Gruesome hangings fascinate females

Public hangings drew big crowds in the eighteenth century, as seen in this sketch of the hangings of Samuel Lount and Peter Mathews in Toronto, 1838, for their roles in the Upper Canada Rebellion of 1837. J.Ross Robertson, Landmarks of Toronto. Toronto:1894, p. 236.

 

Law and order 1822-1967

Women as well as men flocked to watch public hangings in the nineteenth and early twentieth centuries. That much is clear from photos and drawings of crowds of spectators, although the men seem to somewhat outnumber the women. None appeared more fascinated by the gruesome sight of death than the eager women who pressed in close for a detailed look at the death features of a pair of men hanged in Cayuga, Ontario. The women were admonished by the Brantford Expositor, in this item republished in the Toronto Leader, May 26, 1855.

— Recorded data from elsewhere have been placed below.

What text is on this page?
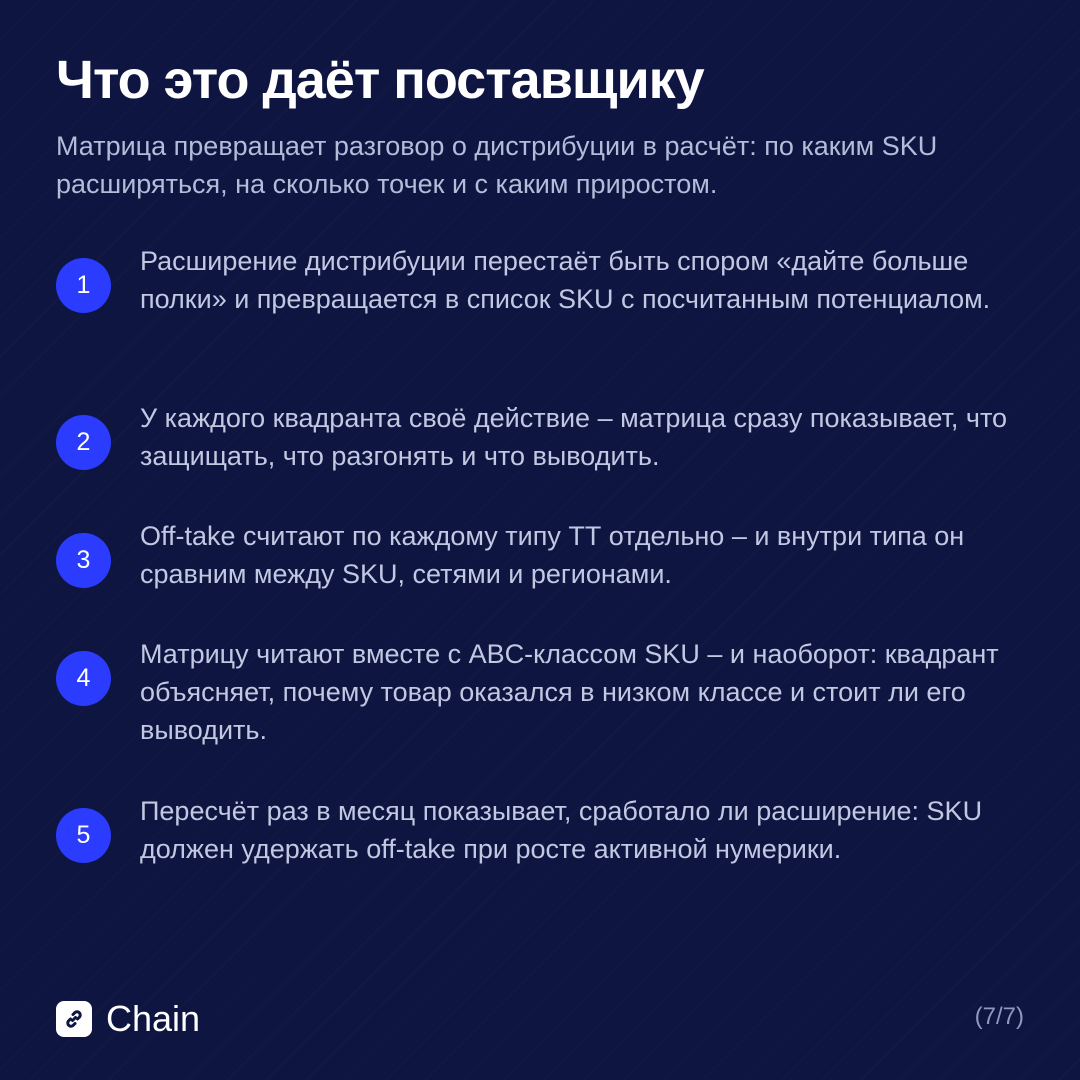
Что это даёт поставщику

Матрица превращает разговор о дистрибуции в расчёт: по каким SKU расширяться, на сколько точек и с каким приростом.

1

Расширение дистрибуции перестаёт быть спором «дайте больше полки» и превращается в список SKU с посчитанным потенциалом.

2

У каждого квадранта своё действие – матрица сразу показывает, что защищать, что разгонять и что выводить.

3

Off-take считают по каждому типу ТТ отдельно – и внутри типа он сравним между SKU, сетями и регионами.

4

Матрицу читают вместе с ABC-классом SKU – и наоборот: квадрант объясняет, почему товар оказался в низком классе и стоит ли его выводить.

5

Пересчёт раз в месяц показывает, сработало ли расширение: SKU должен удержать off-take при росте активной нумерики.

Chain	(7/7)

Stand back there boys, and give the ladies a chance to see. Where and by whom, think you, was this gallant, this considerate request made? Was it at a Charitable Show Bazaar or Floral Exhibition? Not a bit of it. T’was when Blowes and King, from the scaffold in the grove at Cayuga, dropped from time into eternity. When the murderer’s cap that covered the Blowes’ face was torn from crown to chin, exhibiting in all its horrible distortion the countenance of a strangled human being.

“Stand back and give the ladies a chance to see,” shouted a constable from the scaffold, and he waved his stick, his badge of office, to render more expressive the words. “Make way for the ladies.”

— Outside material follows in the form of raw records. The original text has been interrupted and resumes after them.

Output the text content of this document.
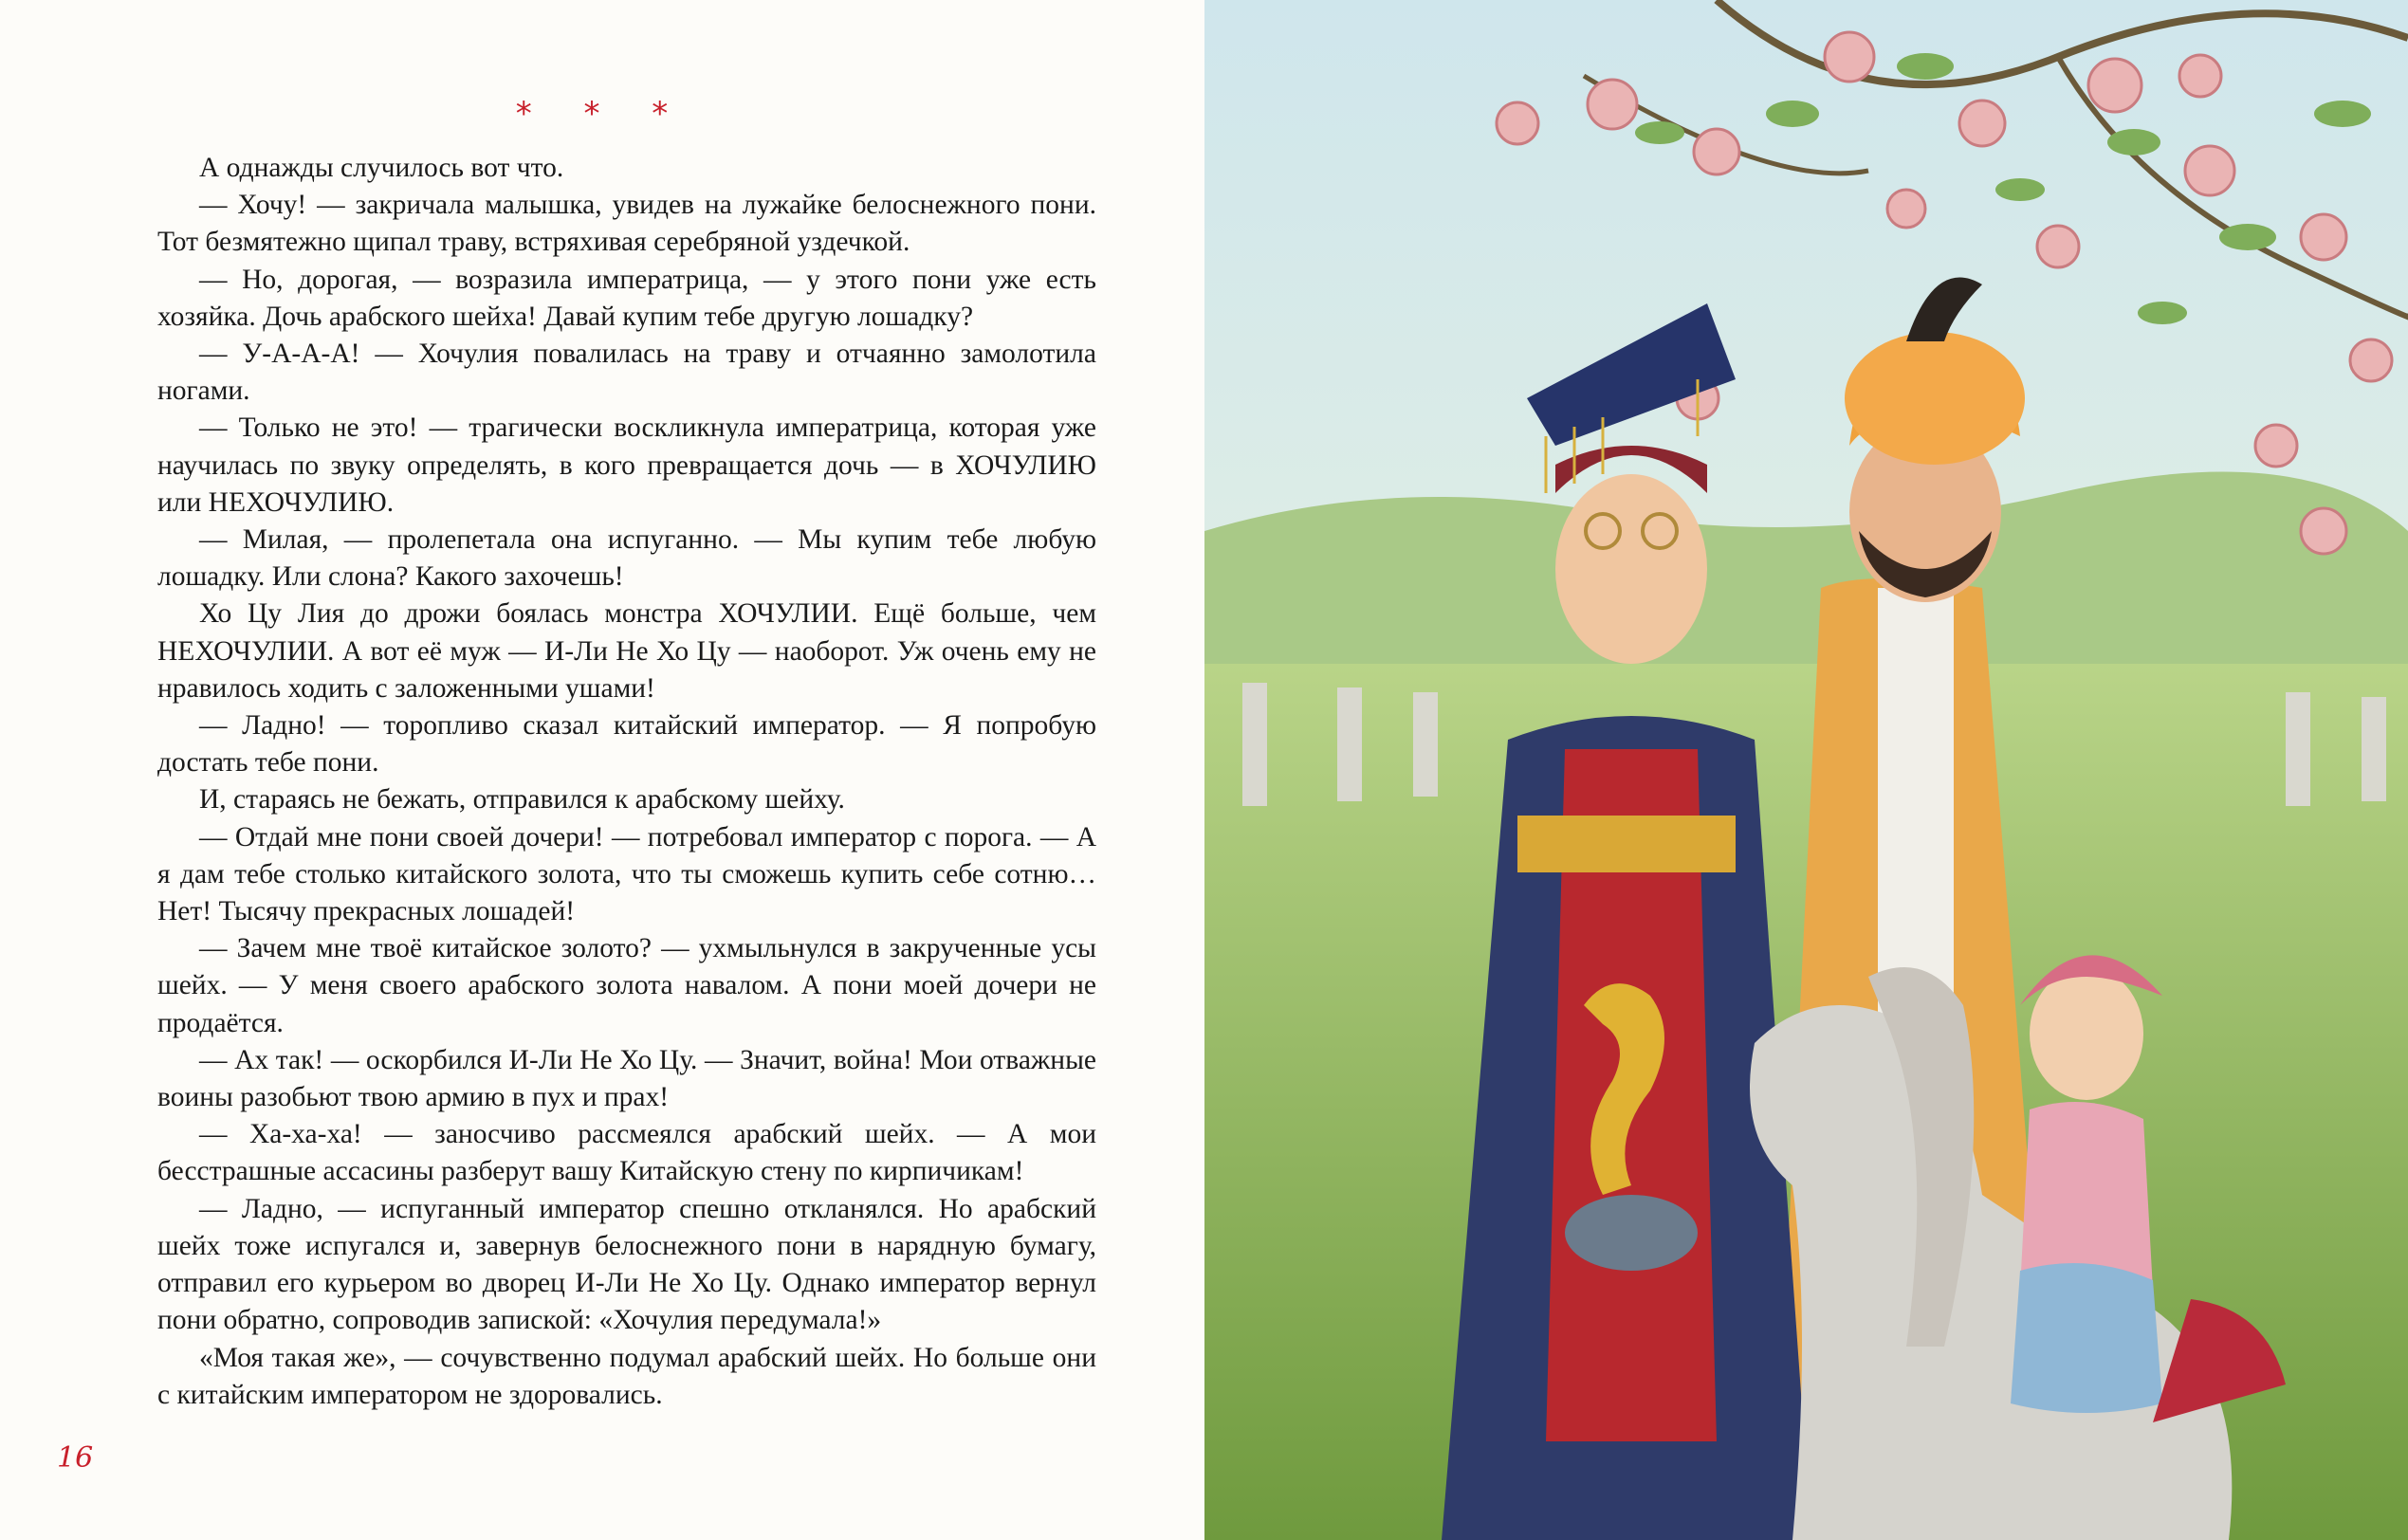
* * *

А однажды случилось вот что.

— Хочу! — закричала малышка, увидев на лужайке белоснежного пони. Тот безмятежно щипал траву, встряхивая серебряной уздечкой.

— Но, дорогая, — возразила императрица, — у этого пони уже есть хозяйка. Дочь арабского шейха! Давай купим тебе другую лошадку?

— У-А-А-А! — Хочулия повалилась на траву и отчаянно замолотила ногами.

— Только не это! — трагически воскликнула императрица, которая уже научилась по звуку определять, в кого превращается дочь — в ХОЧУЛИЮ или НЕХОЧУЛИЮ.

— Милая, — пролепетала она испуганно. — Мы купим тебе любую лошадку. Или слона? Какого захочешь!

Хо Цу Лия до дрожи боялась монстра ХОЧУЛИИ. Ещё больше, чем НЕХОЧУЛИИ. А вот её муж — И-Ли Не Хо Цу — наоборот. Уж очень ему не нравилось ходить с заложенными ушами!

— Ладно! — торопливо сказал китайский император. — Я попробую достать тебе пони.

И, стараясь не бежать, отправился к арабскому шейху.

— Отдай мне пони своей дочери! — потребовал император с порога. — А я дам тебе столько китайского золота, что ты сможешь купить себе сотню… Нет! Тысячу прекрасных лошадей!

— Зачем мне твоё китайское золото? — ухмыльнулся в закрученные усы шейх. — У меня своего арабского золота навалом. А пони моей дочери не продаётся.

— Ах так! — оскорбился И-Ли Не Хо Цу. — Значит, война! Мои отважные воины разобьют твою армию в пух и прах!

— Ха-ха-ха! — заносчиво рассмеялся арабский шейх. — А мои бесстрашные ассасины разберут вашу Китайскую стену по кирпичикам!

— Ладно, — испуганный император спешно откланялся. Но арабский шейх тоже испугался и, завернув белоснежного пони в нарядную бумагу, отправил его курьером во дворец И-Ли Не Хо Цу. Однако император вернул пони обратно, сопроводив запиской: «Хочулия передумала!»

«Моя такая же», — сочувственно подумал арабский шейх. Но больше они с китайским императором не здоровались.

16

The crowd divided and the ladies, with eager eyes and hasty steps, approached the dead men. The hangman, black and ugly, steeled in heart and damnable as his vocation is, shuddered at the spectacle and drew himself away in loathing.

The ladies looked upon the bodies of the murderers, gazed upon the big veins well nigh bursting with blood, the tense muscles of the face, the protruding eyes staring in all their horror out beyond the lids. The ladies feasted on the loathsome sight, and departed gratified. The ladies will speak of what they saw at Cayuga for many a day to come, and think nothing in their conduct unwomanly, bad, unfeeling or degrading.

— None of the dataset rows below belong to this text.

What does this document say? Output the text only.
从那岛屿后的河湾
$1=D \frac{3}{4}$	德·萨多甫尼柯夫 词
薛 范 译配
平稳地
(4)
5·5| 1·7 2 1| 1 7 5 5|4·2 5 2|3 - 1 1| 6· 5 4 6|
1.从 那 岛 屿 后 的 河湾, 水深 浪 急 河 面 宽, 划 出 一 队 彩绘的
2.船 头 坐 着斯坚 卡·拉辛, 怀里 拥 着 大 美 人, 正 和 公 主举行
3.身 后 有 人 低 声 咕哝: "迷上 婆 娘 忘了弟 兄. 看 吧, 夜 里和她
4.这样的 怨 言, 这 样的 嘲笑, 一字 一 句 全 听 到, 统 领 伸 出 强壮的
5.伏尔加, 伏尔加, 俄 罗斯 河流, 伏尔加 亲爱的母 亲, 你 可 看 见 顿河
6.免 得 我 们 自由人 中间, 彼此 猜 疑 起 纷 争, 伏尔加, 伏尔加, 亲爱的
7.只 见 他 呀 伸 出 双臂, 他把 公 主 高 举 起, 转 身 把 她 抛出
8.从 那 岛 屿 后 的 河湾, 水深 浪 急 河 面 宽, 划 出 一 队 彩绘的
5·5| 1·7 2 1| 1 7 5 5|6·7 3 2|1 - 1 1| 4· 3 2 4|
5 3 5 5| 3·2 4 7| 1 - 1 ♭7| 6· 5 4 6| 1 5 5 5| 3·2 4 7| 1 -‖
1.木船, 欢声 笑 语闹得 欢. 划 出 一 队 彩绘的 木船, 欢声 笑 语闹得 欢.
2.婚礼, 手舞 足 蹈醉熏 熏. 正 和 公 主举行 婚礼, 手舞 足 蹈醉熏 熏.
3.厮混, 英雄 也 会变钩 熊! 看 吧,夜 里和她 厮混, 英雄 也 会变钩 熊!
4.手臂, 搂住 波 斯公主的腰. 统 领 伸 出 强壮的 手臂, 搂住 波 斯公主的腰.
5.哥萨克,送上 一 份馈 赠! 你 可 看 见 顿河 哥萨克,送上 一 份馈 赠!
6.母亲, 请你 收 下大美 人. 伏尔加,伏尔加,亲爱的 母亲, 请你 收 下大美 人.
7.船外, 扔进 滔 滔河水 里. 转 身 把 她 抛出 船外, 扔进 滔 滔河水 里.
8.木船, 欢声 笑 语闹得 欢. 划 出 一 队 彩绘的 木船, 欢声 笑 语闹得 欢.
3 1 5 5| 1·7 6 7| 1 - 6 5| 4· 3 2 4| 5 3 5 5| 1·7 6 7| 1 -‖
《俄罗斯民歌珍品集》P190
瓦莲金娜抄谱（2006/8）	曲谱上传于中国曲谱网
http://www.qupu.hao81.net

Had we many of such mothers, daughters, sisters, we had many Kings and Blowes. Shame upon them. Thanks be to God, in Haldimand [county] there are few like them, though the few must make the many blush with shame. They have cast a stigma on the very name of woman; and every woman of feeling, tenderness, delicacy and refinement, cannot but mourn over their sisters’ insensibility and shamelessness.

By all means advocate the policy of capital punishment. The Cayuga exhibition illustrates its wisdom, and establishes its effect.